To solve these issues, start by removing the primer trough, looking into the carrier you will find a hexagon hole, on one of the corners of the hex there is a shelf to prevent the primer pin from dropping down too far. This shelf can become fouled with dirt, gunpowder, or case cleaning media. Clean this shelf of any foreign material.

Now carefully inspect the primer pin for any nicks or burrs. A small nick on the large diameter of the pin will cause it to stick up and cause primer tipping. Lubricate the large diameter of the primer pin with a very light film of oil and return it to the primer feed well. Be sure the small spring is installed and intact.

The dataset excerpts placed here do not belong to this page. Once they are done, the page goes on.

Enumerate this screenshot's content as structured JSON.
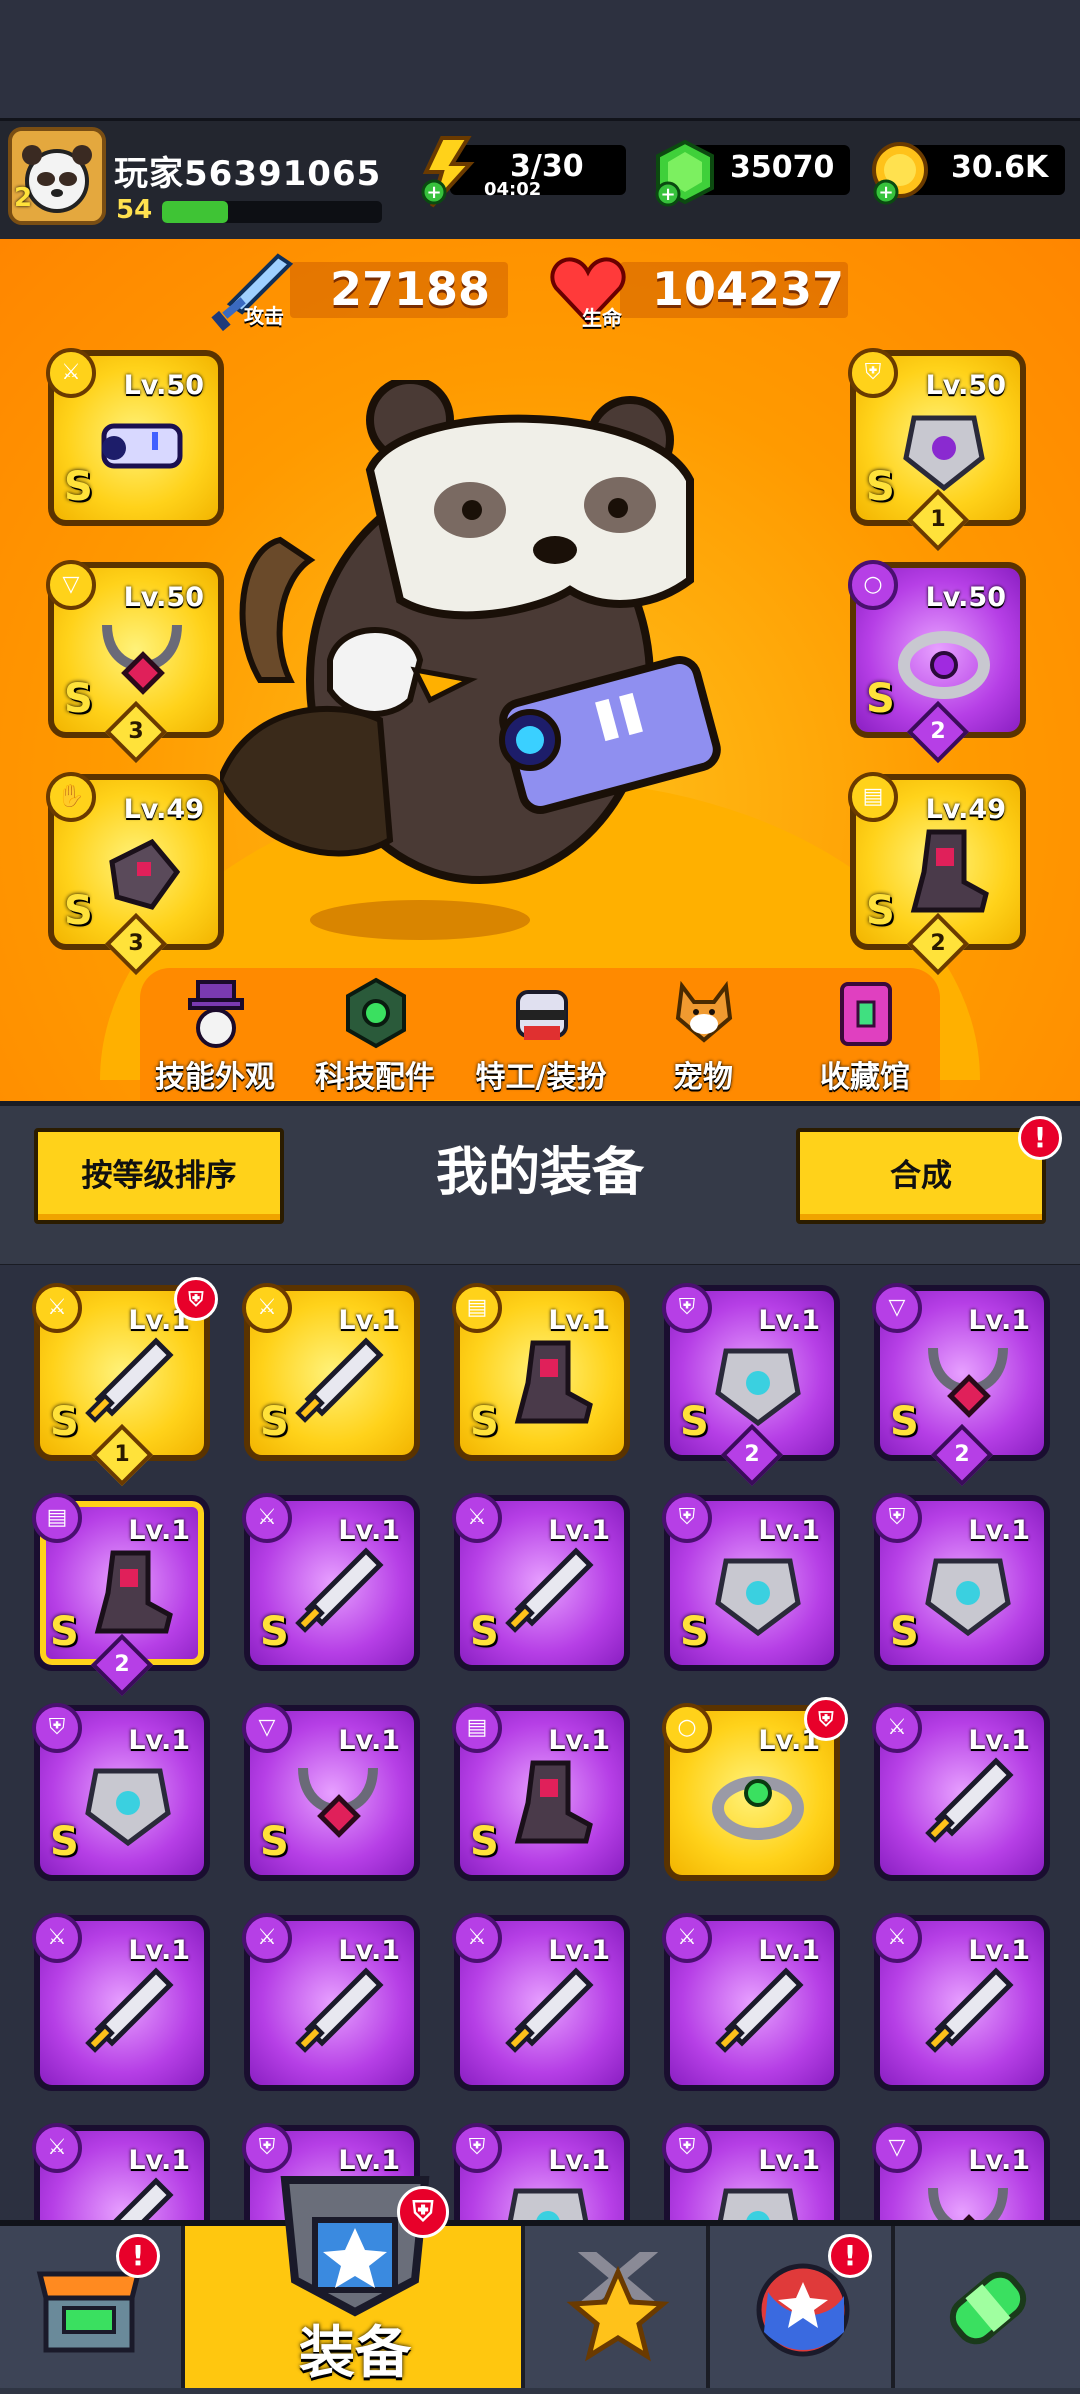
{
  "player": {
    "name": "玩家56391065",
    "level": "54",
    "xp_fraction": 0.3,
    "avatar_rank": "2"
  },
  "currency": {
    "energy": "3/30",
    "energy_timer": "04:02",
    "gems": "35070",
    "gold": "30.6K"
  },
  "stats": {
    "attack_label": "攻击",
    "attack_value": "27188",
    "hp_label": "生命",
    "hp_value": "104237"
  },
  "gear_slots": [
    {
      "level": "Lv.50",
      "grade": "S",
      "rarity": "gold",
      "type_icon": "sword-icon",
      "rank": ""
    },
    {
      "level": "Lv.50",
      "grade": "S",
      "rarity": "gold",
      "type_icon": "armor-icon",
      "rank": "1"
    },
    {
      "level": "Lv.50",
      "grade": "S",
      "rarity": "gold",
      "type_icon": "necklace-icon",
      "rank": "3"
    },
    {
      "level": "Lv.50",
      "grade": "S",
      "rarity": "purple",
      "type_icon": "ring-icon",
      "rank": "2"
    },
    {
      "level": "Lv.49",
      "grade": "S",
      "rarity": "gold",
      "type_icon": "glove-icon",
      "rank": "3"
    },
    {
      "level": "Lv.49",
      "grade": "S",
      "rarity": "gold",
      "type_icon": "boot-icon",
      "rank": "2"
    }
  ],
  "categories": [
    {
      "label": "技能外观",
      "icon": "skill-skin-icon"
    },
    {
      "label": "科技配件",
      "icon": "tech-part-icon"
    },
    {
      "label": "特工/装扮",
      "icon": "agent-costume-icon"
    },
    {
      "label": "宠物",
      "icon": "pet-icon"
    },
    {
      "label": "收藏馆",
      "icon": "collection-icon"
    }
  ],
  "toolbar": {
    "sort_label": "按等级排序",
    "title": "我的装备",
    "merge_label": "合成",
    "merge_badge": "!"
  },
  "inventory": [
    {
      "level": "Lv.1",
      "grade": "S",
      "rarity": "gold",
      "type_icon": "sword-icon",
      "rank": "1",
      "badge": "new"
    },
    {
      "level": "Lv.1",
      "grade": "S",
      "rarity": "gold",
      "type_icon": "sword-icon",
      "rank": "",
      "badge": ""
    },
    {
      "level": "Lv.1",
      "grade": "S",
      "rarity": "gold",
      "type_icon": "boot-icon",
      "rank": "",
      "badge": ""
    },
    {
      "level": "Lv.1",
      "grade": "S",
      "rarity": "purple",
      "type_icon": "armor-icon",
      "rank": "2",
      "badge": ""
    },
    {
      "level": "Lv.1",
      "grade": "S",
      "rarity": "purple",
      "type_icon": "necklace-icon",
      "rank": "2",
      "badge": ""
    },
    {
      "level": "Lv.1",
      "grade": "S",
      "rarity": "purple-gold",
      "type_icon": "boot-icon",
      "rank": "2",
      "badge": ""
    },
    {
      "level": "Lv.1",
      "grade": "S",
      "rarity": "purple",
      "type_icon": "sword-icon",
      "rank": "",
      "badge": ""
    },
    {
      "level": "Lv.1",
      "grade": "S",
      "rarity": "purple",
      "type_icon": "sword-icon",
      "rank": "",
      "badge": ""
    },
    {
      "level": "Lv.1",
      "grade": "S",
      "rarity": "purple",
      "type_icon": "armor-icon",
      "rank": "",
      "badge": ""
    },
    {
      "level": "Lv.1",
      "grade": "S",
      "rarity": "purple",
      "type_icon": "armor-icon",
      "rank": "",
      "badge": ""
    },
    {
      "level": "Lv.1",
      "grade": "S",
      "rarity": "purple",
      "type_icon": "armor-icon",
      "rank": "",
      "badge": ""
    },
    {
      "level": "Lv.1",
      "grade": "S",
      "rarity": "purple",
      "type_icon": "necklace-icon",
      "rank": "",
      "badge": ""
    },
    {
      "level": "Lv.1",
      "grade": "S",
      "rarity": "purple",
      "type_icon": "boot-icon",
      "rank": "",
      "badge": ""
    },
    {
      "level": "Lv.1",
      "grade": "",
      "rarity": "gold",
      "type_icon": "ring-icon",
      "rank": "",
      "badge": "new"
    },
    {
      "level": "Lv.1",
      "grade": "",
      "rarity": "purple",
      "type_icon": "sword-icon",
      "rank": "",
      "badge": ""
    },
    {
      "level": "Lv.1",
      "grade": "",
      "rarity": "purple",
      "type_icon": "sword-icon",
      "rank": "",
      "badge": ""
    },
    {
      "level": "Lv.1",
      "grade": "",
      "rarity": "purple",
      "type_icon": "sword-icon",
      "rank": "",
      "badge": ""
    },
    {
      "level": "Lv.1",
      "grade": "",
      "rarity": "purple",
      "type_icon": "sword-icon",
      "rank": "",
      "badge": ""
    },
    {
      "level": "Lv.1",
      "grade": "",
      "rarity": "purple",
      "type_icon": "sword-icon",
      "rank": "",
      "badge": ""
    },
    {
      "level": "Lv.1",
      "grade": "",
      "rarity": "purple",
      "type_icon": "sword-icon",
      "rank": "",
      "badge": ""
    },
    {
      "level": "Lv.1",
      "grade": "",
      "rarity": "purple",
      "type_icon": "sword-icon",
      "rank": "",
      "badge": ""
    },
    {
      "level": "Lv.1",
      "grade": "",
      "rarity": "purple",
      "type_icon": "armor-icon",
      "rank": "",
      "badge": ""
    },
    {
      "level": "Lv.1",
      "grade": "",
      "rarity": "purple",
      "type_icon": "armor-icon",
      "rank": "",
      "badge": ""
    },
    {
      "level": "Lv.1",
      "grade": "",
      "rarity": "purple",
      "type_icon": "armor-icon",
      "rank": "",
      "badge": ""
    },
    {
      "level": "Lv.1",
      "grade": "",
      "rarity": "purple",
      "type_icon": "necklace-icon",
      "rank": "",
      "badge": ""
    }
  ],
  "bottom_nav": [
    {
      "label": "",
      "icon": "shop-icon",
      "badge": "!"
    },
    {
      "label": "装备",
      "icon": "equipment-icon",
      "badge": "new",
      "active": true
    },
    {
      "label": "",
      "icon": "battle-icon",
      "badge": ""
    },
    {
      "label": "",
      "icon": "events-icon",
      "badge": "!"
    },
    {
      "label": "",
      "icon": "evolution-icon",
      "badge": ""
    }
  ],
  "colors": {
    "accent": "#ffd21a",
    "hero_bg": "#ff9a00",
    "epic": "#b63fe6",
    "legendary": "#ffd21a",
    "badge": "#e8002a"
  }
}
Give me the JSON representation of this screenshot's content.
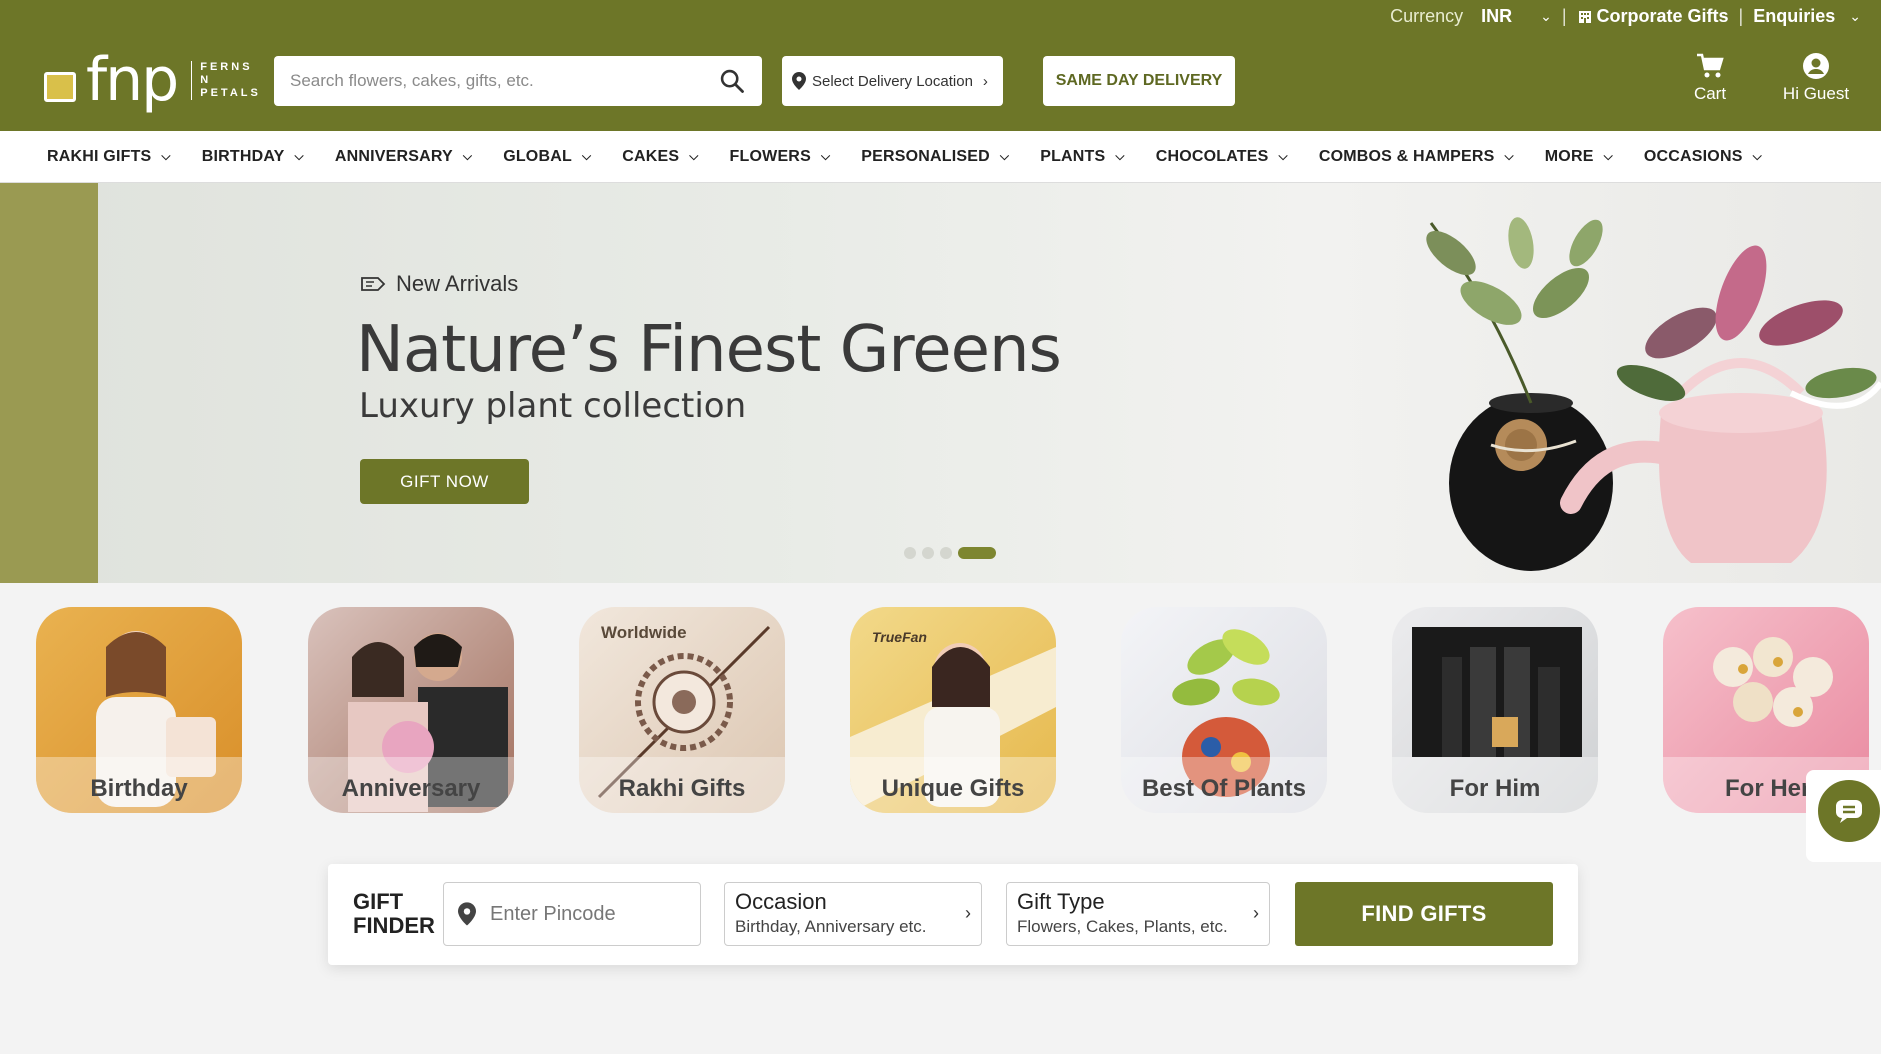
{
  "topbar": {
    "currency_label": "Currency",
    "currency_value": "INR",
    "corporate_gifts": "Corporate Gifts",
    "enquiries": "Enquiries"
  },
  "header": {
    "logo_text": "fnp",
    "logo_sub_1": "FERNS",
    "logo_sub_2": "N",
    "logo_sub_3": "PETALS",
    "search_placeholder": "Search flowers, cakes, gifts, etc.",
    "location_label": "Select Delivery Location",
    "same_day_label": "SAME DAY DELIVERY",
    "cart_label": "Cart",
    "guest_label": "Hi Guest"
  },
  "nav": {
    "items": [
      {
        "label": "RAKHI GIFTS"
      },
      {
        "label": "BIRTHDAY"
      },
      {
        "label": "ANNIVERSARY"
      },
      {
        "label": "GLOBAL"
      },
      {
        "label": "CAKES"
      },
      {
        "label": "FLOWERS"
      },
      {
        "label": "PERSONALISED"
      },
      {
        "label": "PLANTS"
      },
      {
        "label": "CHOCOLATES"
      },
      {
        "label": "COMBOS & HAMPERS"
      },
      {
        "label": "MORE"
      },
      {
        "label": "OCCASIONS"
      }
    ]
  },
  "hero": {
    "tag": "New Arrivals",
    "title": "Nature’s Finest Greens",
    "subtitle": "Luxury plant collection",
    "cta": "GIFT NOW",
    "slides_count": 4,
    "active_slide": 4
  },
  "categories": [
    {
      "label": "Birthday",
      "color": "#e0a23a"
    },
    {
      "label": "Anniversary",
      "color": "#b88a86"
    },
    {
      "label": "Rakhi Gifts",
      "color": "#e6d6c4",
      "badge": "Worldwide"
    },
    {
      "label": "Unique Gifts",
      "color": "#e8c16a",
      "badge": "TrueFan"
    },
    {
      "label": "Best Of Plants",
      "color": "#e3e5ea"
    },
    {
      "label": "For Him",
      "color": "#d5d7d8"
    },
    {
      "label": "For Her",
      "color": "#f0a3b4"
    }
  ],
  "gift_finder": {
    "title_1": "GIFT",
    "title_2": "FINDER",
    "pincode_placeholder": "Enter Pincode",
    "occasion_title": "Occasion",
    "occasion_sub": "Birthday, Anniversary etc.",
    "gift_type_title": "Gift Type",
    "gift_type_sub": "Flowers, Cakes, Plants, etc.",
    "button": "FIND GIFTS"
  },
  "colors": {
    "brand": "#6d7628",
    "hero_strip": "#9a9a52"
  }
}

Remove the trough cover and carefully inspect the hole where the primer passes through. Remove any burrs on this hole with a sharp razor knife. Feel free to enlarge the hole to remove any burr. The hole does not provide guidance for the primer, but any burr will cause a potential tipped primer. Carefully inspect the primer slider for any nicks, burrs or flash and be certain you have the correct slider for the primer size (small or large).

Reinstall the trough cover and apply a very small drop of oil to the black primer lever pivot. Now reinstall the primer trough. Cycle the primer rocker and be sure the primer pin retracts completely.

Now is a good time to check the primer seating depth bolt for proper adjustment. Remove the turret and run the press to the top of the stroke. Push down on the primer rocker arm. If you are unable to push the rocker arm down a small amount you likely have the primer depth bolt set down too far. Many times, this is the result of incorrectly set dies at some point. If a sizing die is set further than to just touch the shell holder, the carrier cannot go all the way to the top. This can make the user believe that the primer seating depth is now incorrect and not deep enough. When the deeper adjustment is made to the primer depth, the priming pin rises prematurely. This causes the primer slider to have to push the primer up and on the pin instead of simply sliding it on. This setting results in tipped primers and destroyed primer sliders. More damage can occur when the carrier can once again go to the top because the offending die has been readjusted or a different and properly adjusted die set installed. The deeper primer adjustment is now putting far too much pressure on the primer rocker arm and a destroyed carrier will result.

One last helpful change is to place your sizing die in position 2 with its decapper removed. Put a decapping die in position one. This will align case perfectly to accept the primer.